When trying to compare dictionaries, python raises a TypeError:
{"a" : "b"} < {"a" : "b"} # TypeError
When trying to compare tuples, python does it elementwise:
(1, 2) > (1, 1) # True
Therefore, I expected that comparing tuples containing dictionaries would result in a TypeError if the elements preceding the dictionaries were equal because it would then be forced to compare the dictionaries, which would raise a TypeError. This is not the case:
(3, {"a" : "b"}) < (3, {"a" : "b"}) # False, no TypeError
I've read through the documentation I could find regarding Python sorting and did not see anything documenting this behavior. Can I rely on this behavior staying the same in future versions?

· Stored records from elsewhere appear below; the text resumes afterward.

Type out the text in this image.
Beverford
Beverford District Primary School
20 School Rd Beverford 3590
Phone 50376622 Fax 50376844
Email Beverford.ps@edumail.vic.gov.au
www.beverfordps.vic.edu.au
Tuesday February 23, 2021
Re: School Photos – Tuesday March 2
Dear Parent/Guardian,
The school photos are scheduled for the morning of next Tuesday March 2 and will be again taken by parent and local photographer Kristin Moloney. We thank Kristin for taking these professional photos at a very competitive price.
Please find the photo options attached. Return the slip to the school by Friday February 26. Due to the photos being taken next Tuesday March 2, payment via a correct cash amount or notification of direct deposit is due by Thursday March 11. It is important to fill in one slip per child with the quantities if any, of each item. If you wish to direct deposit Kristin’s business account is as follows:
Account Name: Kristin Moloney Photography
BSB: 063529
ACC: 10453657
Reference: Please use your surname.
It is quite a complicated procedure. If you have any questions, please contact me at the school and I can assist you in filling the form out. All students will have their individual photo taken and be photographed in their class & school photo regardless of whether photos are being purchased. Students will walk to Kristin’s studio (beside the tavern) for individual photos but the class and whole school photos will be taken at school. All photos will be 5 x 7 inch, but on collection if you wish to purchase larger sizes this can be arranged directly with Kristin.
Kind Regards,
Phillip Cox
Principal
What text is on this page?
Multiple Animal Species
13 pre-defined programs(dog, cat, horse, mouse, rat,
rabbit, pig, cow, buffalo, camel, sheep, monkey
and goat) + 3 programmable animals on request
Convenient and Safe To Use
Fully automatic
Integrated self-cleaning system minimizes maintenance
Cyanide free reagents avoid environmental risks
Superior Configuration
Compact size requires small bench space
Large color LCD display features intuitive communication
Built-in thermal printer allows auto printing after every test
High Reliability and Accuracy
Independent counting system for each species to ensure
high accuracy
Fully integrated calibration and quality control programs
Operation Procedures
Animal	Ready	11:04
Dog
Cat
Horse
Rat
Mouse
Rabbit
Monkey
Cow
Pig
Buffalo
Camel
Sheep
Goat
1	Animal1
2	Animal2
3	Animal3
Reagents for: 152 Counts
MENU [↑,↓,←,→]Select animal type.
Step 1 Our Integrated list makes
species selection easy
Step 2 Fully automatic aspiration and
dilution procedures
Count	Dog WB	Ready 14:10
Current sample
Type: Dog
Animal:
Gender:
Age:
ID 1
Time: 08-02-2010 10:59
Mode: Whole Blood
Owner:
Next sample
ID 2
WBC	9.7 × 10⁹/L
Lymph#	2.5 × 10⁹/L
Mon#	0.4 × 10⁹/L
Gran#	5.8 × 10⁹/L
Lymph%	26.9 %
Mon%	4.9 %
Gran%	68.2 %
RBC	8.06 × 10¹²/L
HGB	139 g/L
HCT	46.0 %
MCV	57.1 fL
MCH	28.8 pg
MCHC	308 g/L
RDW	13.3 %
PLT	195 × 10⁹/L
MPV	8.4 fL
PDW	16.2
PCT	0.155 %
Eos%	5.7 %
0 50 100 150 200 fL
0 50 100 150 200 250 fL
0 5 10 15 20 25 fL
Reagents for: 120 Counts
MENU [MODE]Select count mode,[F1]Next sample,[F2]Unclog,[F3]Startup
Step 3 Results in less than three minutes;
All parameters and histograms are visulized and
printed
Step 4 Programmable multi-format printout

CodePudding user response:
This is explained in the docs:
Lexicographical comparison between built-in collections works as follows:
For two collections to compare equal, they must be of the same type, have the same length, and each pair of corresponding elements must compare equal (for example, [1,2] == (1,2) is false because the type is not the same).

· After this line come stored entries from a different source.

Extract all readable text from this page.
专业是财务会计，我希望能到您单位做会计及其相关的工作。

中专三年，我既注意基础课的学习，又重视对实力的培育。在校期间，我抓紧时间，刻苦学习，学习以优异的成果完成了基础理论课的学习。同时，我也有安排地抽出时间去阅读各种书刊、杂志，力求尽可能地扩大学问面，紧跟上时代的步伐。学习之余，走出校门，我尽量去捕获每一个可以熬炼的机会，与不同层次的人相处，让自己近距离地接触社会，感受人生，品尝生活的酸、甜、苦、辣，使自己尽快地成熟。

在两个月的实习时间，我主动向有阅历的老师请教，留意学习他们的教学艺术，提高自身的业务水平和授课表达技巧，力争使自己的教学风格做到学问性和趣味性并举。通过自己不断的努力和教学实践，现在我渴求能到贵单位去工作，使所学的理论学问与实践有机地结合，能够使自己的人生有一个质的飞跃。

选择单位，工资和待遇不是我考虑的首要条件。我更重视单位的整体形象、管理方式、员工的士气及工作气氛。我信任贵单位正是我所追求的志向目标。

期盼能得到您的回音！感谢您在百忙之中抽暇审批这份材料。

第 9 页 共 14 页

Collections that support order comparison are ordered the same as their first unequal elements (for example, [1,2,x] <= [1,2,y] has the same value as x <= y). If a corresponding element does not exist, the shorter collection is ordered first (for example, [1,2] < [1,2,3] is true).
So the first thing that the tuple comparison will do is to find the unequal elements, as there are not unequal elements in your tuple the result is False, and there is no need to call the code for <.
This is further confirmed by looking at the implementation of the comparison of tuples:
for (i = 0; i < vlen && i < wlen; i ) {
int k = PyObject_RichCompareBool(vt->ob_item[i],
wt->ob_item[i], Py_EQ);
if (k < 0)
return NULL;
if (!k)
break;
}
if (i >= vlen || i >= wlen) {
/* No more items to compare -- compare sizes */
Py_RETURN_RICHCOMPARE(vlen, wlen, op);
}
The for loop in the code above tries to find the first unequal elements and if not found delegates the comparison to the size of the tuples.